Ideally it would continue to attempt a build occasionally if the master is down, so that maintenance windows or server capacity problems don't nuke the slaves.
Attachments (0)
Change History (2)
comment:1 Changed 15 years ago by sam.hendley@…
comment:2 Changed 15 years ago by anonymous
When booting my (vmware virtual) Debain machine the bitten-slave (for testing it is on the same machine as trac) sometimes starts when the IP adress-stuff has not been set up yet or is changed by the system. Since bitten-slave quits upon some errors, it is not possible to run it reliable as a daemon.
ERROR: <urlopen error (-5,'No address associated with hostname')> and then bitten-slave exits.
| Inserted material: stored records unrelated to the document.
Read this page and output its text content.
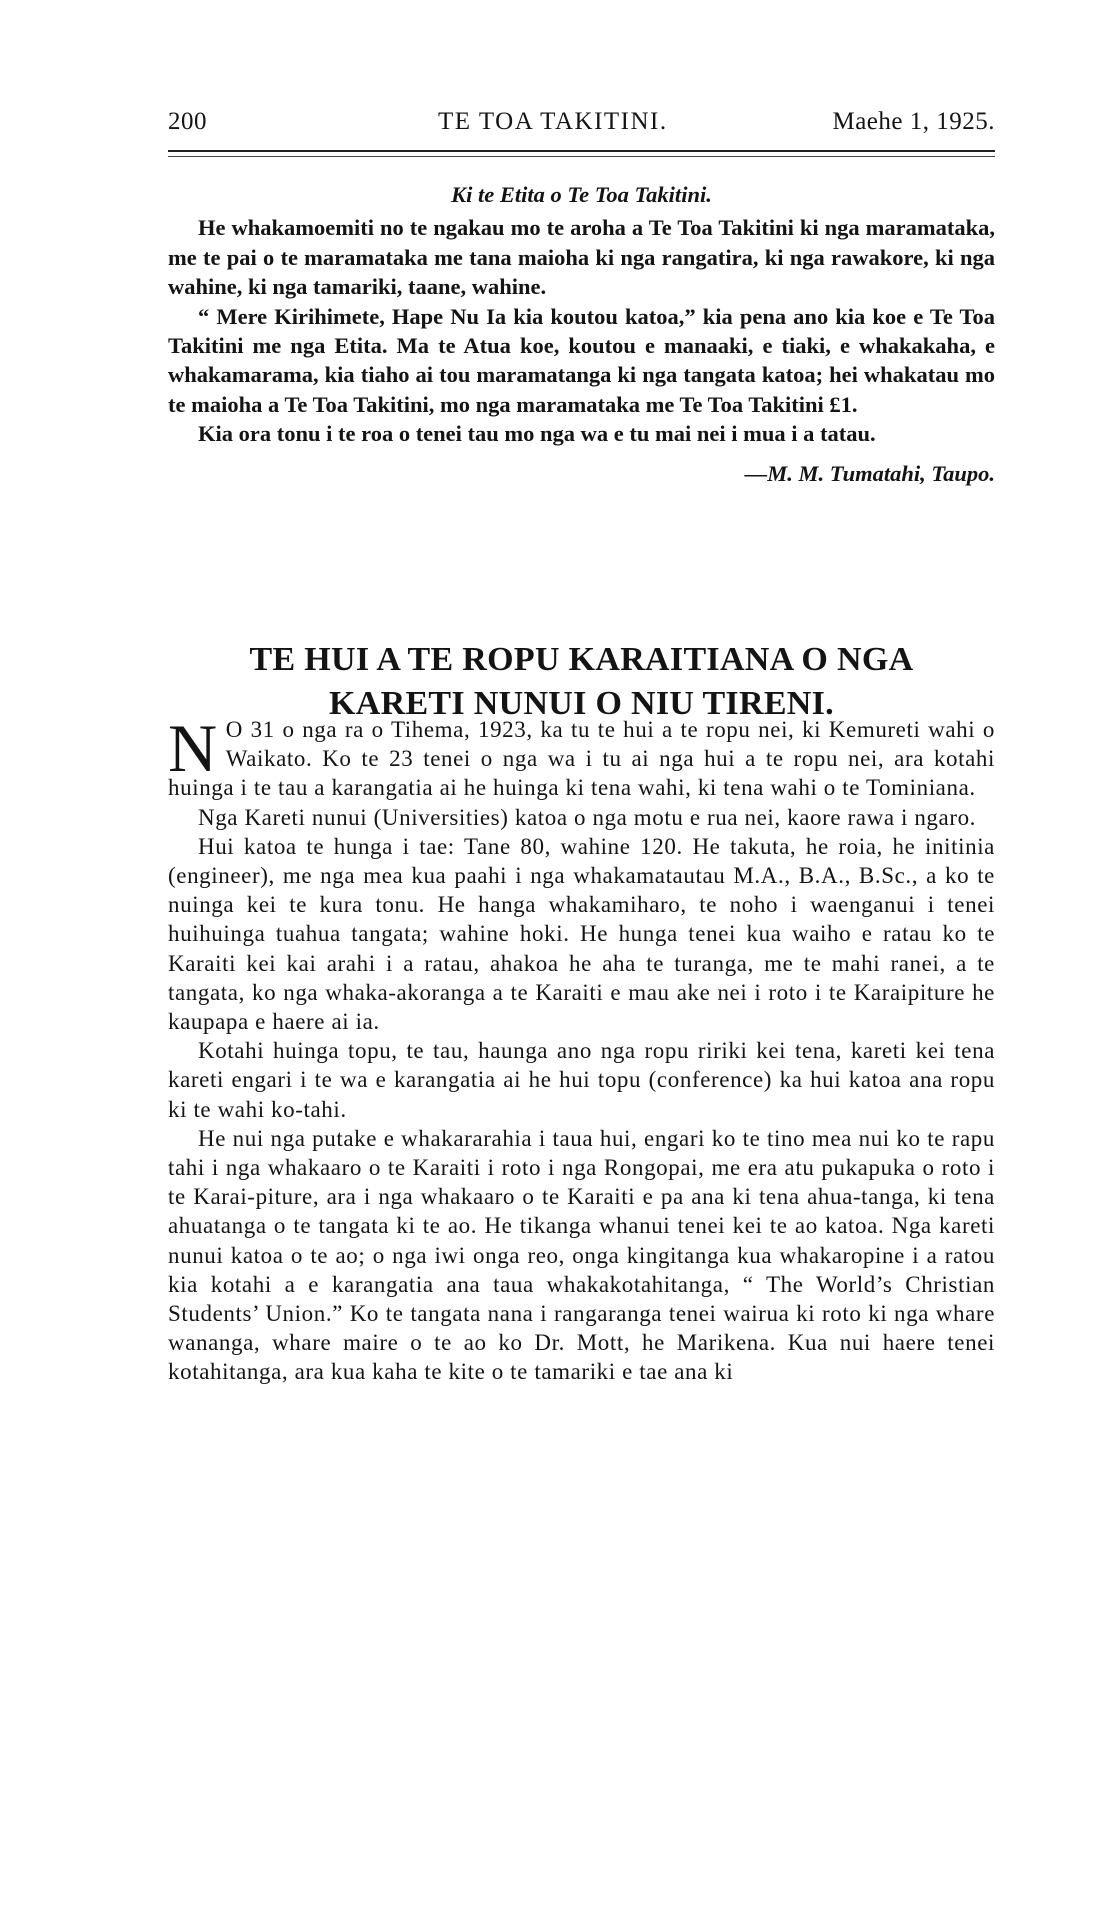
200	TE TOA TAKITINI.	Maehe 1, 1925.

Ki te Etita o Te Toa Takitini.

He whakamoemiti no te ngakau mo te aroha a Te Toa Takitini ki nga maramataka, me te pai o te maramataka me tana maioha ki nga rangatira, ki nga rawakore, ki nga wahine, ki nga tamariki, taane, wahine.

“ Mere Kirihimete, Hape Nu Ia kia koutou katoa,” kia pena ano kia koe e Te Toa Takitini me nga Etita. Ma te Atua koe, koutou e manaaki, e tiaki, e whakakaha, e whakamarama, kia tiaho ai tou maramatanga ki nga tangata katoa; hei whakatau mo te maioha a Te Toa Takitini, mo nga maramataka me Te Toa Takitini £1.

Kia ora tonu i te roa o tenei tau mo nga wa e tu mai nei i mua i a tatau.

—M. M. Tumatahi, Taupo.

TE HUI A TE ROPU KARAITIANA O NGA
KARETI NUNUI O NIU TIRENI.

N O 31 o nga ra o Tihema, 1923, ka tu te hui a te ropu nei, ki Kemureti wahi o Waikato. Ko te 23 tenei o nga wa i tu ai nga hui a te ropu nei, ara kotahi huinga i te tau a karangatia ai he huinga ki tena wahi, ki tena wahi o te Tominiana.

Nga Kareti nunui (Universities) katoa o nga motu e rua nei, kaore rawa i ngaro.

Hui katoa te hunga i tae: Tane 80, wahine 120. He takuta, he roia, he initinia (engineer), me nga mea kua paahi i nga whakamatautau M.A., B.A., B.Sc., a ko te nuinga kei te kura tonu. He hanga whakamiharo, te noho i waenganui i tenei huihuinga tuahua tangata; wahine hoki. He hunga tenei kua waiho e ratau ko te Karaiti kei kai arahi i a ratau, ahakoa he aha te turanga, me te mahi ranei, a te tangata, ko nga whaka-akoranga a te Karaiti e mau ake nei i roto i te Karaipiture he kaupapa e haere ai ia.

Kotahi huinga topu, te tau, haunga ano nga ropu ririki kei tena, kareti kei tena kareti engari i te wa e karangatia ai he hui topu (conference) ka hui katoa ana ropu ki te wahi ko-tahi.

He nui nga putake e whakararahia i taua hui, engari ko te tino mea nui ko te rapu tahi i nga whakaaro o te Karaiti i roto i nga Rongopai, me era atu pukapuka o roto i te Karai-piture, ara i nga whakaaro o te Karaiti e pa ana ki tena ahua-tanga, ki tena ahuatanga o te tangata ki te ao. He tikanga whanui tenei kei te ao katoa. Nga kareti nunui katoa o te ao; o nga iwi onga reo, onga kingitanga kua whakaropine i a ratou kia kotahi a e karangatia ana taua whakakotahitanga, “ The World’s Christian Students’ Union.” Ko te tangata nana i rangaranga tenei wairua ki roto ki nga whare wananga, whare maire o te ao ko Dr. Mott, he Marikena. Kua nui haere tenei kotahitanga, ara kua kaha te kite o te tamariki e tae ana ki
As a workaround I installed MONIT to supervice just the bitten-slave process, and restart it if needed. I don't feel secure when a networked application like bitten-slave simply quits when there is a temporary network error. I therefore raise the Priority to critical as the program left no trace at all of what was happening in the logs when it couldn't handle the errors (and I had to spend about 5 hours to try to locate an error that happens "sometimes" and not at all when run from the command line)
+1, I have this issue if a test hangs and takes too long, when it finally completes the session is expired and the slave exits. I think it should just go back and try another build.
On a related note, when the session is timed out the build should be considered failed as well, currently I have to manually go in and invalidate that build because it appears to still be running.